Tattoos

 QUEEQUEG DE HARPOENIER UIT MOBY DICK VAN HERMAN MELVILLE

 

Uit de oude doos – 4

 

Wat een plompe geest!
Ik vermoed dat het een Hollander was.

ERASMUS: COLLOQUIA

 

 

 

 

Als ik tegenwoordig mijn mannelijke medemens bezie, merk ik veel akeligs op. Hij rijdt rond – zelfs in Amsterdam dat goed openbaar vervoer heeft – in een kolossale terreinwagen of rijdt je op de zebra van de sokken in zijn grommende sportauto.

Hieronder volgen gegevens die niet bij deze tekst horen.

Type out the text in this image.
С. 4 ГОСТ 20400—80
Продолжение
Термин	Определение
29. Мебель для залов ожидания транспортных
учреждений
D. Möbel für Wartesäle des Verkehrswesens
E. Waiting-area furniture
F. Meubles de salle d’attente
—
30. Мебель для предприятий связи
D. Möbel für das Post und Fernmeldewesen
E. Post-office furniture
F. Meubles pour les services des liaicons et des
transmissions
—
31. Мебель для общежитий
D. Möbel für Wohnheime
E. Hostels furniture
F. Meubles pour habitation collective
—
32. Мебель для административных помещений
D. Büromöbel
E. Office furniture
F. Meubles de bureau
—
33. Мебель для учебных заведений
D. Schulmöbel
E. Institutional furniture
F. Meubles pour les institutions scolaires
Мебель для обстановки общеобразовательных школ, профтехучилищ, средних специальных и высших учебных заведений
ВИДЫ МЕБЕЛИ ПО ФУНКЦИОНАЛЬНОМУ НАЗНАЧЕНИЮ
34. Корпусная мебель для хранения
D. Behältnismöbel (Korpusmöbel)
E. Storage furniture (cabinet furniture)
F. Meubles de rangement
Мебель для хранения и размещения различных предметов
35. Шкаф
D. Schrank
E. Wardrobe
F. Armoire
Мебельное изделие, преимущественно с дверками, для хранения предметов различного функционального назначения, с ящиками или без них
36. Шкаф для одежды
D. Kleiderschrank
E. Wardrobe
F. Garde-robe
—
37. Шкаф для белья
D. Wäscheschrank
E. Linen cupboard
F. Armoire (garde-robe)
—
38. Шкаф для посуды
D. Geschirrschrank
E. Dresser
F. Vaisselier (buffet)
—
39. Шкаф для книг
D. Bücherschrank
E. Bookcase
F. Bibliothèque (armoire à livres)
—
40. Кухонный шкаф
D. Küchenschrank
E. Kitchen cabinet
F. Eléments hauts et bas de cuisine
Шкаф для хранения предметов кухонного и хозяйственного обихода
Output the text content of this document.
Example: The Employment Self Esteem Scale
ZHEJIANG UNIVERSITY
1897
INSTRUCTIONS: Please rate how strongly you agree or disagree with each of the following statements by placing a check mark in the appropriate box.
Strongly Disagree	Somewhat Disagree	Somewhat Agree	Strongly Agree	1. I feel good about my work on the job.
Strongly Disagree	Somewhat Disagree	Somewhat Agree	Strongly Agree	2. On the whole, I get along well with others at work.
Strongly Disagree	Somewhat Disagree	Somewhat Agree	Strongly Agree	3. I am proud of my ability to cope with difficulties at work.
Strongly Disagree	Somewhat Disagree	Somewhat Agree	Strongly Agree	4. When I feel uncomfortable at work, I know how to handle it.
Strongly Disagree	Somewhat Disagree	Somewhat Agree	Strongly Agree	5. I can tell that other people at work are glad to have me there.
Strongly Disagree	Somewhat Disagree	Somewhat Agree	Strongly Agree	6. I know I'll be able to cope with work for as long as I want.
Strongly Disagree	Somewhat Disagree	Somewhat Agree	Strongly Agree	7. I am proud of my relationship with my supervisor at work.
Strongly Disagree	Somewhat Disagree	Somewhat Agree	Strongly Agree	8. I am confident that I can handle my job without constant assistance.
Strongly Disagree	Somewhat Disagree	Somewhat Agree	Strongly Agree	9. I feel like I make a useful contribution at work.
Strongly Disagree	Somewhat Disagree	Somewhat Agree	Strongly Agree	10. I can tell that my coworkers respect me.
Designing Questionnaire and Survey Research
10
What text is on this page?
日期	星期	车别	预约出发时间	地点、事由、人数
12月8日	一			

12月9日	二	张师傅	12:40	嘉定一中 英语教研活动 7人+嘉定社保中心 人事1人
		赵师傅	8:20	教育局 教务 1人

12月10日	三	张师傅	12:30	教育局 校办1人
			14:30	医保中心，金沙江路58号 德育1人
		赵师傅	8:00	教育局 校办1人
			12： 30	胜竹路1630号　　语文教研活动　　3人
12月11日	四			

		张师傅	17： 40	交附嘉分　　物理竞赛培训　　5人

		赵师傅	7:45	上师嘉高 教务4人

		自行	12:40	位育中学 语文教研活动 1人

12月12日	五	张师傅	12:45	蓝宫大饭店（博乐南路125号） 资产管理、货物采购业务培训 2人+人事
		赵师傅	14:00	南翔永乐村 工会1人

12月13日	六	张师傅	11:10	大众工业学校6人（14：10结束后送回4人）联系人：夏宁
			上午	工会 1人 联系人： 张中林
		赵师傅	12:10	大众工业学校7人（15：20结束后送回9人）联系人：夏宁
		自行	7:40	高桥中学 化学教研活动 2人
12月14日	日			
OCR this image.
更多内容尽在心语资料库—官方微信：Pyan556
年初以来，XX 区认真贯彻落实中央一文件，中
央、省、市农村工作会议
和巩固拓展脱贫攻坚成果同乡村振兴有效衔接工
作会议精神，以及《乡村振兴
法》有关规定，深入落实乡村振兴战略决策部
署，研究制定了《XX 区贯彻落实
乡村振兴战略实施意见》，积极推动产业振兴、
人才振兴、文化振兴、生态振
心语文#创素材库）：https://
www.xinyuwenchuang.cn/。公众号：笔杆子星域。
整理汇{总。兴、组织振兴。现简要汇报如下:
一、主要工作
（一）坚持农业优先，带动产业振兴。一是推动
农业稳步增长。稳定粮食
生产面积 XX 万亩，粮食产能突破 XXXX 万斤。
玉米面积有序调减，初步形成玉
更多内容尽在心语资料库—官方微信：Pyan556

Met zijn (witte) gymschoenen en trainingspak lijkt hij steeds op weg naar de fitness, maar hij draagt diezelfde kleren ook in het restaurant of de Ziggodome. En natuurlijk heeft hij een baard of is hij ongeschoren. Maar het meest opvallend aan de moderne man vind ik zijn tatoeages, zijn tattoos zogezegd, de kleurrijke versieringen die hij overal op zijn lichaam heeft laten aanbrengen.

Waarom?

Zelfs indianen aan de Orinoco doen dat niet meer.

Pik

Het is een vraag die om een antwoord schreeuwt nu al dagen achtereen alle aandacht uitgaat naar maar een piepklein onderdeel van de man, zijn pik. Waarom fotografeert een man zijn ‘roede’ – om met Gerard Reve te spreken – en stuurt hij plaatjes ervan naar vrouwen die hij kent?

Een lastige vraag, moeilijk te beantwoorden. Misschien is er een samenhang met die tatoeages – en die auto’s én die sportieve uitdossing én het boemboemgeluid dat zulke automobilisten in hun vervoermiddelen kennelijk als muziek in de oren klinkt.

Wordt het niet tijd dat een paar geleerde vrouwen dit vraagstuk eens tackelen? Misschien is een antwoord onmogelijk, maar onder leiding van Mariëtte Hamer, de Seksuoloog des Vaderlands, moet het toch lukken er een sociaalpsychologisch verantwoord rapport over uit te brengen dat praatprogramma’s op radio en tv dagenlang gespreksstof zal bieden..

Plato

Het zou mooi zijn als zij Plato ter sprake brachten, een mán. Toen hij op zijn vijftigste de gebreken van de ouderdom voelde naderen, liet hij zijn leerlingen weten dat hij dolblij was eindelijk van die demon tussen zijn benen verlost te zijn.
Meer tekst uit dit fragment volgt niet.